"Finding
Your Fit"
(Santa Monica Magazine, July
2004)
When my teenage self wanted to get in
shape, they told me the quickest way would be to join the Army. They
may have been right. Who knows. But at this age of no return, I
opt for the next best thing. I've joined the Army fitness trainer
Sonki Hong, who conducts daily boot camp sessions for civilians at various
outdoor locations. Cadets at Camp Sonki range from adolescent to
senior. Like many others, I'm right in the middle. There are
three daily sessions, two in the morning and one in the evening.
Although I was never an early bird, I've found that morning workouts give me
energy to get through the day, so I opt for the first class at 0630 and the
reveille that it requires.
Before my first session, I learned that Captain Hong had
been a master fitness trainer for the U.S. Army, and had graduated at the
top of his class from West Point in fitness ranking and had years of martial
arts training. So I expected the most brutal of leadership styles, a
steely voice and eyes drilling through the morning fog.
But my
perception couldn't have been further from reality. Sonki is at once
disarming, coy even. Never has the negative escaped his lips.
He's the type that, when you arrive, greets you personally with a warm
smile.

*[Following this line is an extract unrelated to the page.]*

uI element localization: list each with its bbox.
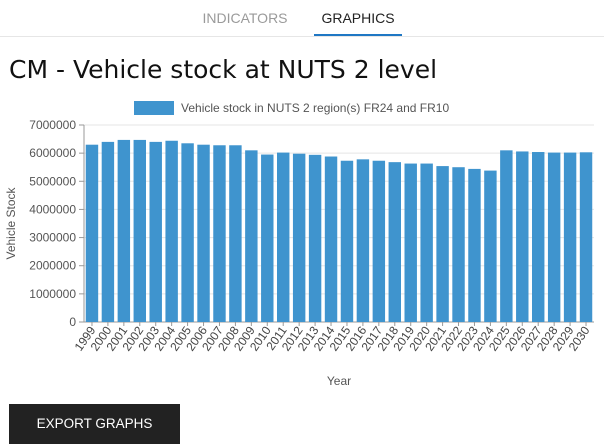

And then he kills you.
All exercises take place outdoors and
without any equipment, except for resistance bands. There is a lot of
running involved. And jumping. And stretching. And
kicking. The next day is a completely different circuit, to give those
sore parts a chance to recover. You learn to do these things on your
own for the rest of your life. But the guidance and camaraderie that
comes with these spiritual sunup and sundown sessions, is what has 75% of
all students returning after the initial five-week course.
Everyone has physical limitations and this is where those
limitations are met, and then bulldozed aside. I came to Sonki in
physical condition just slightly above average for a healthy man my age.
Five weeks later I feel, that if I had ever been in this good of shape
before, I don't remember when that was or how it felt. When the
initial pain subsided, I became Kevin Spacey's character in American
Beauty, feeling as though something had awaken inside of me, that stuck
parts had come free. Though I had never experienced a full-on midlife
crisis, I realize, comparing my new body with the one I had in January, why
I was supposed to have. Close call, I guess.